Secondo la via monoteista dell'ebraismo, la Bibbia e' Parola e la creazione
indica la rilevanza del divino riflesso sia nell'uomo sia nella donna ("Dio
creo' simile a se' l'essere umano, uomo e donna"); tuttavia la narrazione,
che si conforma anche su grandi stereotipi femminili, evidenzia crimini
orribili "di genere": basta pensare alla donna del levita abbandonata agli
stupri e fatta a pezzi di Giudici, 19.
Con Gesu' le cose cambiano radicalmente: dove l'uomo antico ringraziava Dio
di non essere nato ne' pagano, ne' schiavo, ne' donna, il femminile diventa
simbolo iniziale e finale di una liberazione destinata a tutti e le donne
vengono riconosciute come portatrici autonome di grazia. La chiesa non si
volle mai rendere conto del valore teologico della morte di Gesu', avvenuta
alla presenza solo delle donne e dell'amico di sempre, e del significato
escatologico della resurrezione e del mandato trasmesso a Maria di Magdala.
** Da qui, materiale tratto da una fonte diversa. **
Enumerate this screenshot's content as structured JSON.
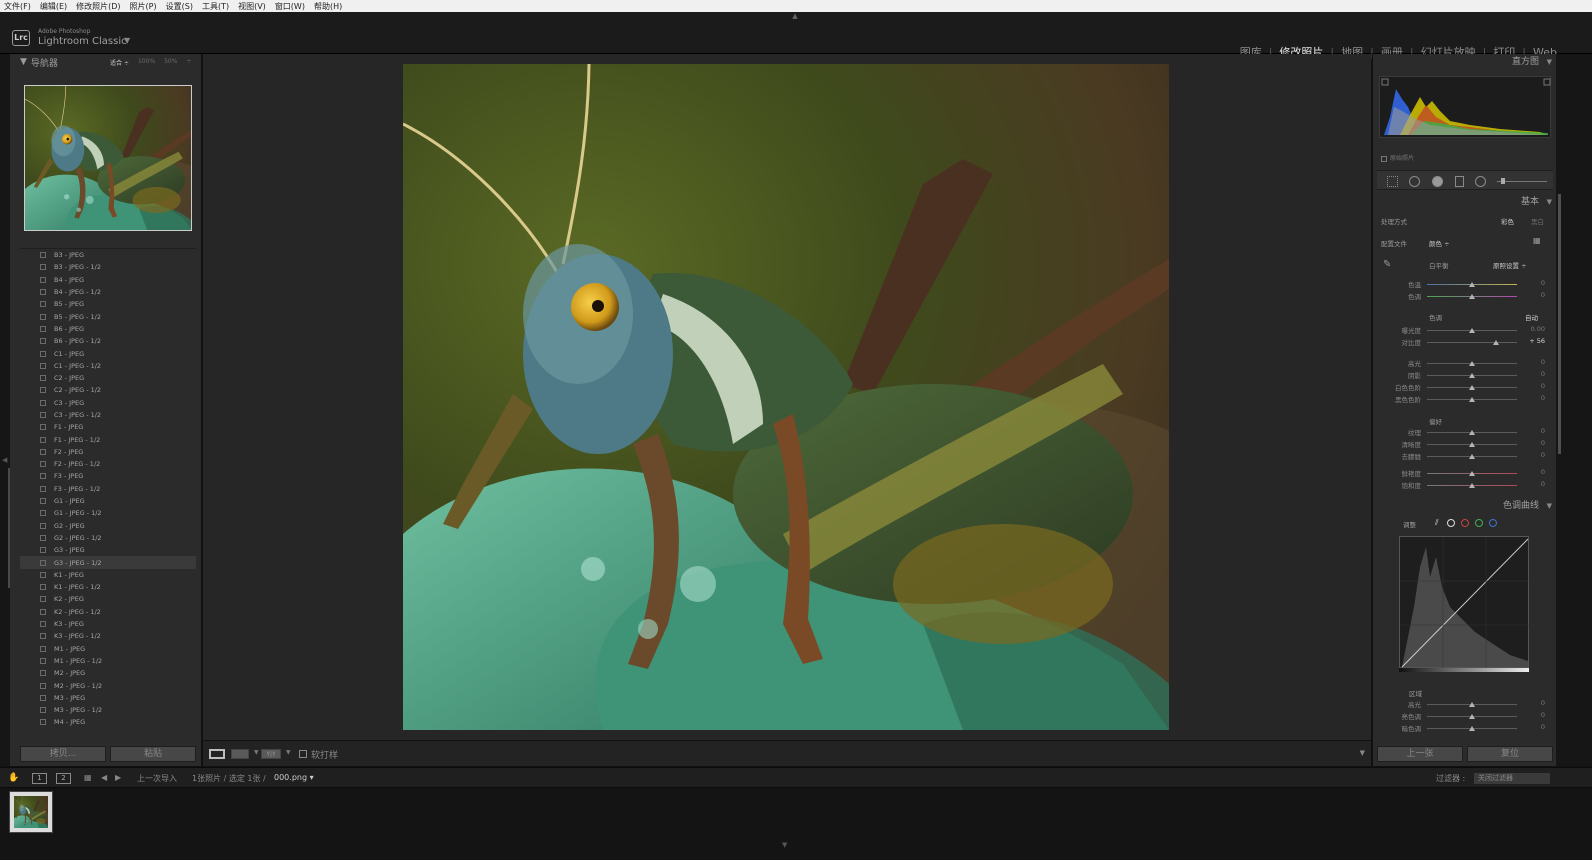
{
  "menu": [
    "文件(F)",
    "编辑(E)",
    "修改照片(D)",
    "照片(P)",
    "设置(S)",
    "工具(T)",
    "视图(V)",
    "窗口(W)",
    "帮助(H)"
  ],
  "app": {
    "logo": "Lrc",
    "vendor": "Adobe Photoshop",
    "name": "Lightroom Classic",
    "caret": "▼"
  },
  "modules": [
    {
      "label": "图库",
      "active": false
    },
    {
      "label": "修改照片",
      "active": true
    },
    {
      "label": "地图",
      "active": false
    },
    {
      "label": "画册",
      "active": false
    },
    {
      "label": "幻灯片放映",
      "active": false
    },
    {
      "label": "打印",
      "active": false
    },
    {
      "label": "Web",
      "active": false
    }
  ],
  "navigator": {
    "title": "导航器",
    "zoom_options": [
      "适合 ÷",
      "100%",
      "50%",
      "÷"
    ],
    "active_zoom": 0
  },
  "presets": {
    "items": [
      "B3 - JPEG",
      "B3 - JPEG - 1/2",
      "B4 - JPEG",
      "B4 - JPEG - 1/2",
      "B5 - JPEG",
      "B5 - JPEG - 1/2",
      "B6 - JPEG",
      "B6 - JPEG - 1/2",
      "C1 - JPEG",
      "C1 - JPEG - 1/2",
      "C2 - JPEG",
      "C2 - JPEG - 1/2",
      "C3 - JPEG",
      "C3 - JPEG - 1/2",
      "F1 - JPEG",
      "F1 - JPEG - 1/2",
      "F2 - JPEG",
      "F2 - JPEG - 1/2",
      "F3 - JPEG",
      "F3 - JPEG - 1/2",
      "G1 - JPEG",
      "G1 - JPEG - 1/2",
      "G2 - JPEG",
      "G2 - JPEG - 1/2",
      "G3 - JPEG",
      "G3 - JPEG - 1/2",
      "K1 - JPEG",
      "K1 - JPEG - 1/2",
      "K2 - JPEG",
      "K2 - JPEG - 1/2",
      "K3 - JPEG",
      "K3 - JPEG - 1/2",
      "M1 - JPEG",
      "M1 - JPEG - 1/2",
      "M2 - JPEG",
      "M2 - JPEG - 1/2",
      "M3 - JPEG",
      "M3 - JPEG - 1/2",
      "M4 - JPEG"
    ],
    "selected_index": 25,
    "copy_label": "拷贝...",
    "paste_label": "粘贴"
  },
  "toolbar": {
    "survey_label": "Y|Y",
    "soft_proof_label": "软打样",
    "menu_caret": "▼"
  },
  "histogram": {
    "title": "直方图",
    "original_photo_label": "原始照片"
  },
  "basic": {
    "title": "基本",
    "treatment_label": "处理方式",
    "treatment_color": "彩色",
    "treatment_bw": "黑白",
    "profile_label": "配置文件",
    "profile_value": "颜色 ÷",
    "wb_label": "白平衡",
    "wb_value": "原照设置 ÷",
    "temp_label": "色温",
    "tint_label": "色调",
    "tone_title": "色调",
    "auto_label": "自动",
    "exposure_label": "曝光度",
    "exposure_value": "0.00",
    "contrast_label": "对比度",
    "contrast_value": "+ 56",
    "highlights_label": "高光",
    "shadows_label": "阴影",
    "whites_label": "白色色阶",
    "blacks_label": "黑色色阶",
    "presence_title": "偏好",
    "texture_label": "纹理",
    "clarity_label": "清晰度",
    "dehaze_label": "去朦胧",
    "vibrance_label": "鲜艳度",
    "saturation_label": "饱和度",
    "zero": "0"
  },
  "tone_curve": {
    "title": "色调曲线",
    "adjust_label": "调整",
    "region_label": "区域",
    "highlights_label": "高光",
    "lights_label": "亮色调",
    "darks_label": "暗色调",
    "zero": "0"
  },
  "right_buttons": {
    "previous": "上一张",
    "reset": "复位"
  },
  "filmstrip_bar": {
    "screen1": "1",
    "screen2": "2",
    "source": "上一次导入",
    "info": "1张照片 / 选定 1张 /",
    "filename": "000.png ▾",
    "filter_label": "过滤器 :",
    "filter_value": "关闭过滤器"
  },
  "colors": {
    "accent_active_module": "#e6e6e6",
    "panel_bg": "#2b2b2b",
    "main_bg": "#262626"
  },
  "icons": [
    "lock-icon",
    "grid-icon",
    "prev-arrow-icon",
    "next-arrow-icon",
    "crop-icon",
    "spot-removal-icon",
    "redeye-icon",
    "graduated-filter-icon",
    "radial-filter-icon",
    "adjustment-brush-icon",
    "eyedropper-icon",
    "point-curve-icon"
  ]
}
Il primo potere che penetra la comunita' cristiana fin dai primi secoli e',
infatti, quello patriarcale; dopo verranno la trasformazione gerarchica del
primato, il privilegio dell'altare, i principi dell'autorita' e
dell'obbedienza. Il potere spiazza la profezia e gli stati riceveranno
identita' (e ragione di guerra) dalla confessionalita'.
Come la Maddalena si ritrovo' "prostituta redenta" e penitente per puro
prevalere interpretativo dei maschi, cosi' tutte le donne subirono non tanto
l'ostracismo della chiesa, quanto la conferma sacralizzata universalmente
della loro inferiorita'. Il sesso "debole" non doveva andare a scuola,
veniva esclusa dal voto, doveva mantenersi vergine e accettare un marito e
come santa Rita sopportarne le abitudini violente. Il prete resta celibe per
sacramento e si sente superiore a chi cede alla tentazione della donna: se
si innamora sono guai, perche' puo' peccare, ma non divenire adulto
nell'autenticita' della coppia.
Il tentativo in corso di fare della famiglia il principale ammortizzatore
sociale si accompagna, in ambito cattolico, all'enfasi sulla sua funzione
riproduttiva e assistenziale: le donne hanno, come sempre, tutto da perdere.
A meno che...
A meno che non siano tentate dall'omologazione: se "questi" poteri sono
immutabili, allora possono appropriarsene. Fanno gia' le soldate, sono
spesso manager, anche se "sotto il tetto di cristallo", potranno ottenere di
piu': carriere e danaro, come gli uomini. Le considerazioni teoriche sul
sacerdozio non produrranno ambizioni curiali, poco interessanti perfino per
la "vanita'" dello splendore non piu' simbolico degli apparati.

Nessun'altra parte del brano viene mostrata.